Moon s’est retrouvé dans une situation délicate en tentant de défendre sa politique « alliant les sanctions au dialogue », cela même lorsqu’il se fait l’avocat de la ligne dure prônée par Trump en déclarant que « les menaces et les provocations du Nord feront face à une réponse impitoyable ».

 

La question principale est de savoir si Moon, qui bénéficie d’une popularité dépassant les 80%, souffrira politiquement une fois rentré dans son pays du peu de résultats à faire valoir. Les Sud-Coréens ont témoigné de l’indice de confiance le plus faible concernant Trump parmi les pays asiatiques, 17%, selon une nouvelle étude menée par le Pew Research Center. Moon est d’ores et déjà critiqué pour avoir promis que son pays investirait massivement aux Etats-Unis alors qu’une hausse des dépenses est nécessaire au niveau national pour faire face au chômage record de la jeunesse.

 

La popularité de Moon dans son pays se fonde principalement sur ses efforts pour mettre un terme à la bipolarisation entre conservateurs et progressistes dans l’espoir de voir émerger une nouvelle politique de synthèse.
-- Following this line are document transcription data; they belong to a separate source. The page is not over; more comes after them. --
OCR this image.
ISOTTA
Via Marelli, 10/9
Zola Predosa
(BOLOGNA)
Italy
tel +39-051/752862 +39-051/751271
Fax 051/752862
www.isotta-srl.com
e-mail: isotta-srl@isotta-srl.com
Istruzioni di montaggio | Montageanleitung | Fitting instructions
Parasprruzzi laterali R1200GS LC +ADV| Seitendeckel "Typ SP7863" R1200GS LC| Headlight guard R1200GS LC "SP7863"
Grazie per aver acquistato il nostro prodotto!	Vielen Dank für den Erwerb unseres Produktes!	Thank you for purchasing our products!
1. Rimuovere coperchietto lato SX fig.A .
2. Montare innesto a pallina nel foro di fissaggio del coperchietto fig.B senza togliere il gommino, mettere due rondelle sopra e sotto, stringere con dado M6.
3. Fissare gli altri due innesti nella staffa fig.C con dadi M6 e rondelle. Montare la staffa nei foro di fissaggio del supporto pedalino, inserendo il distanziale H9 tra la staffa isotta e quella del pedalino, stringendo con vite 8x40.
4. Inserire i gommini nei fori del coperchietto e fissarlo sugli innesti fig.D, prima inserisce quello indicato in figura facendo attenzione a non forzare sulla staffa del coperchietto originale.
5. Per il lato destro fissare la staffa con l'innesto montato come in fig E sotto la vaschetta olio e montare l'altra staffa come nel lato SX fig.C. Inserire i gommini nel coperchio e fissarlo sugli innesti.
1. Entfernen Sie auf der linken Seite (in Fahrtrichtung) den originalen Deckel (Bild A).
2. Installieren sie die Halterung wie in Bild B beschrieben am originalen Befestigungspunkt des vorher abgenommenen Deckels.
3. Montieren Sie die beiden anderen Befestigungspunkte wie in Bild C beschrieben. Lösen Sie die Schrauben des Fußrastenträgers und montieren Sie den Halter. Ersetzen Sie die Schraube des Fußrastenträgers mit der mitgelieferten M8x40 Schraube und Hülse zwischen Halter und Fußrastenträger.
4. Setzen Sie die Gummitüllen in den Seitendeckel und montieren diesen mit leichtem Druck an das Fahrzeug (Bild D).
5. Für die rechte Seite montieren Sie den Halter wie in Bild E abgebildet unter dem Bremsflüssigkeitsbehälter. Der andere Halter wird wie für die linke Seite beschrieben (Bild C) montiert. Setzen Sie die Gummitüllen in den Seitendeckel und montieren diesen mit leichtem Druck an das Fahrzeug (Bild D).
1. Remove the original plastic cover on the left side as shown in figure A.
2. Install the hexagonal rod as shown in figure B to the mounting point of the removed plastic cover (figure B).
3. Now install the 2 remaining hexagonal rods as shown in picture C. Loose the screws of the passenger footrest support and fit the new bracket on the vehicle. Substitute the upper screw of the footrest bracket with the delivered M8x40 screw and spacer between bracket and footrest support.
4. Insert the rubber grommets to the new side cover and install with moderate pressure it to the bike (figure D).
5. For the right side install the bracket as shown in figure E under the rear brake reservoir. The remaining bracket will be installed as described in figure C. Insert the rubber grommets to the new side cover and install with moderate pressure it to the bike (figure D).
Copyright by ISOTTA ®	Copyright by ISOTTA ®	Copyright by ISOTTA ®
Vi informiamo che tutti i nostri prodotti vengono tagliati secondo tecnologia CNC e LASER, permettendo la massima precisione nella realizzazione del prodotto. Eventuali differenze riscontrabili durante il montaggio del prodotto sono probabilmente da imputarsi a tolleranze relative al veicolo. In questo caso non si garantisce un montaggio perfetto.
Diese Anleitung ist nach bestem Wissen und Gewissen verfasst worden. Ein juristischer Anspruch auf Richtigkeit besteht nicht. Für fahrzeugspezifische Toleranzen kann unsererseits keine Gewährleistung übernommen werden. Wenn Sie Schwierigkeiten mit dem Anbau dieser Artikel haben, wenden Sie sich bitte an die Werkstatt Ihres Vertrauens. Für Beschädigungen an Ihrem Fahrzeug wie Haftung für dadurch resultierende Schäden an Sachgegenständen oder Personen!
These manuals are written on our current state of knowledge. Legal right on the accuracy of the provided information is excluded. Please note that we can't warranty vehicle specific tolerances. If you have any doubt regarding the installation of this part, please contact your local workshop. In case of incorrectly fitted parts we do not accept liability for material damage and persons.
En matière de diplomatie, cela signifie l’affirmation de l’importance de l’alliance militaire américano-sud-coréenne, tout en demandant la reconnaissance des intérêts légitimes de la Corée du Sud dans la mise en place d’une politique commune avec la Corée du Nord. Cet objectif est maintenant remis en question à la lumière de la récente visite de Moon aux Etats-Unis.

 

Tel le jeune idéaliste dans le film de 1939, « Monsieur Smith au Sénat », Moon a déjà découvert que la capitale américaine pouvait être un cimetière pour les espoirs que l’on caresse.